NameNode –It works as Master in the cluster. Namenode stores meta-data. A number of blocks, replicas and other details. Meta-data is present in memory in the master. NameNode maintains and also manages the slave nodes, and assigns tasks to them. It should deploy on reliable hardware as it is the centerpiece of HDFS.
DataNode – It works as Slave in the cluster. In HDFS, DataNode is responsible for storing actual data in HDFS. DataNode performs read and write operation as per request for the clients. DataNodes can also deploy on commodity hardware.

b. MapReduce

MapReduce is the data processing layer of Hadoop. It processes large structured and unstructured data stored in HDFS. MapReduce also processes a huge amount of data in parallel.

It does this by dividing the job (submitted job) into a set of independent tasks (sub-job). MapReduce works by breaking the processing into phases: Map and Reduce.

Map – It is the first phase of processing, where we specify all the complex logic code.
Reduce –It is the second phase of processing. Here we specify light-weight processing like aggregation/summation.

c. YARN

YARN provides the resource management. It is the operating system of Hadoop. It responsible for managing and monitoring workloads, also implementing security controls. Apache YARN is also a central platform to deliver data governance tools across the clusters.

YARN allows multiple data processing engines such as real-time streaming, batch processing etc.

Components of YARN:

Resource Manager – It is a cluster level component and runs on the Master machine. It manages resources and schedule applications running on the top of YARN. It has two components: Scheduler & Application Manager.
Node Manager –It is a node level component. It runs on each slave machine. It continuously communicate with Resource Manager to remain up-to-date

Advantages of Hadoop

Let’s now discuss various Hadoop advantages to solve the big data problems.

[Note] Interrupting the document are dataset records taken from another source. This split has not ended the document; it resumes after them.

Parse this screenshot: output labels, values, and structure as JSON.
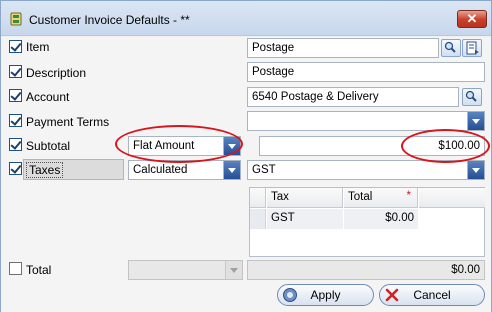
{
  "window": {
    "title": "Customer Invoice Defaults - **",
    "close_label": "✕"
  },
  "rows": {
    "item": {
      "label": "Item",
      "checked": true,
      "value": "Postage"
    },
    "description": {
      "label": "Description",
      "checked": true,
      "value": "Postage"
    },
    "account": {
      "label": "Account",
      "checked": true,
      "value": "6540  Postage & Delivery"
    },
    "payment_terms": {
      "label": "Payment Terms",
      "checked": true,
      "value": ""
    },
    "subtotal": {
      "label": "Subtotal",
      "checked": true,
      "mode": "Flat Amount",
      "amount": "$100.00"
    },
    "taxes": {
      "label": "Taxes",
      "checked": true,
      "mode": "Calculated",
      "code": "GST"
    },
    "total": {
      "label": "Total",
      "checked": false,
      "amount": "$0.00"
    }
  },
  "tax_grid": {
    "columns": [
      "Tax",
      "Total"
    ],
    "required_marker": "*",
    "rows": [
      {
        "tax": "GST",
        "total": "$0.00"
      }
    ]
  },
  "buttons": {
    "apply": "Apply",
    "cancel": "Cancel"
  },
  "colors": {
    "annotation_red": "#d8141c",
    "close_red": "#c7402a"
  }
}
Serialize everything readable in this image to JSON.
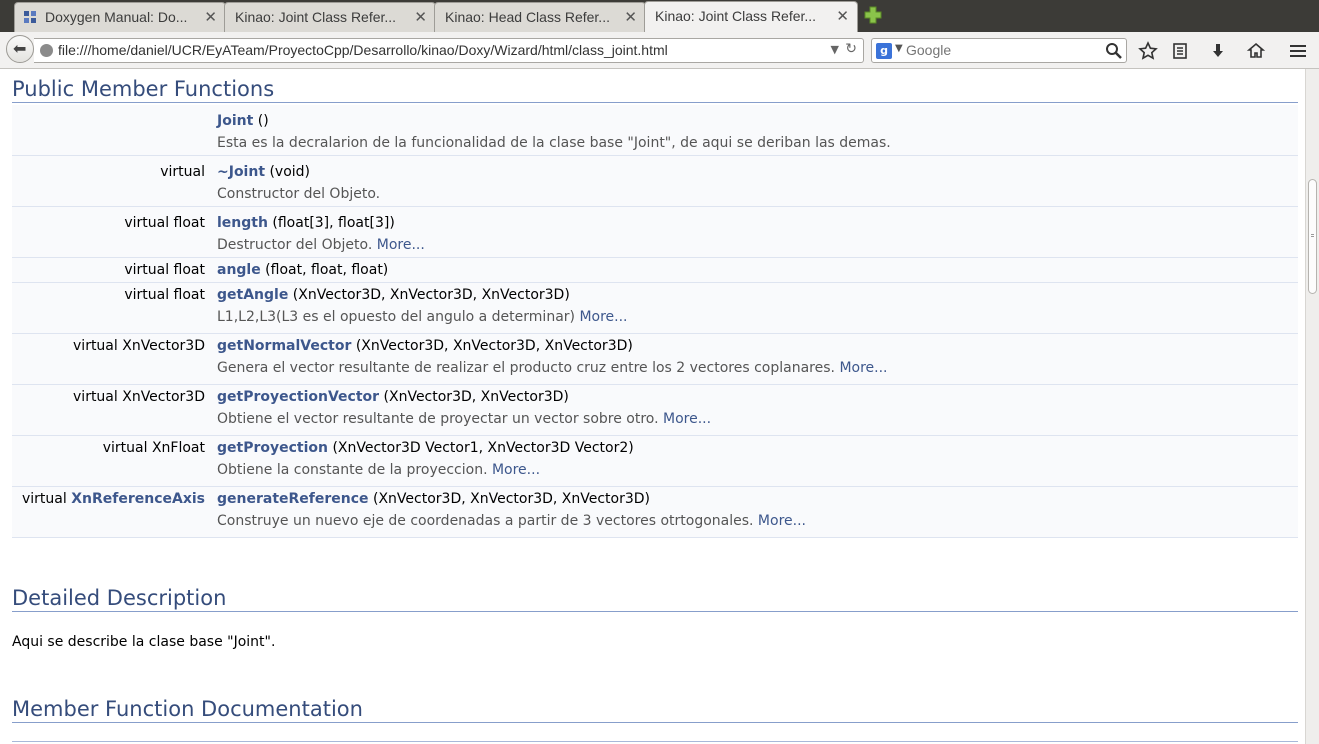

Scalability –By adding nodes we can easily grow our system to handle more data.
Flexibility – In this framework, you don’t have to preprocess data before storing it. You can store as much data as you want and decide how to use later.
Low-cost – Open source framework is free and runs on low-cost commodity hardware.
Fault tolerance – If nodes go down, then jobs are automatically redirected to other nodes.
Computing power – It’s distributed computing model processes big data fast. The more computing nodes you use more processing power you have.

Disadvantages of Hadoop

Some Disadvantage of Apache Hadoop Framework is given below-

Security concerns – It can be challenging in managing the complex application. If the user doesn’t know how to enable platform who is managing the platform, then your data could be a huge risk. Since, storage and network levels Hadoop are missing encryption, which is a major point of concern.
Vulnerable by nature – The framework is written almost in java, most widely used language. Java is heavily exploited by cybercriminals. As a result, implicated in numerous security breaches.
Not fit for small data –Since, it is not suited for small data. Hence, it lacks the ability to efficiently support the random reading of small files.
Potential stability issues – As it is an open source framework. This means that it is created by many developers who continue to work on the project. While constantly improvements are made, It has stability issues. To avoid these issues organizations should run on the latest stable version.

Conclusion

In conclusion, we can say that it is the most popular and powerful Big data tool. It stores huge amount of data in the distributed manner.

And then processes the data in parallel on a cluster of nodes. It also provides world’s most reliable storage layer- HDFS. Batch processing engine MapReduce and Resource management layer- YARN.

Hence, these daemons ensure Hadoop functionality.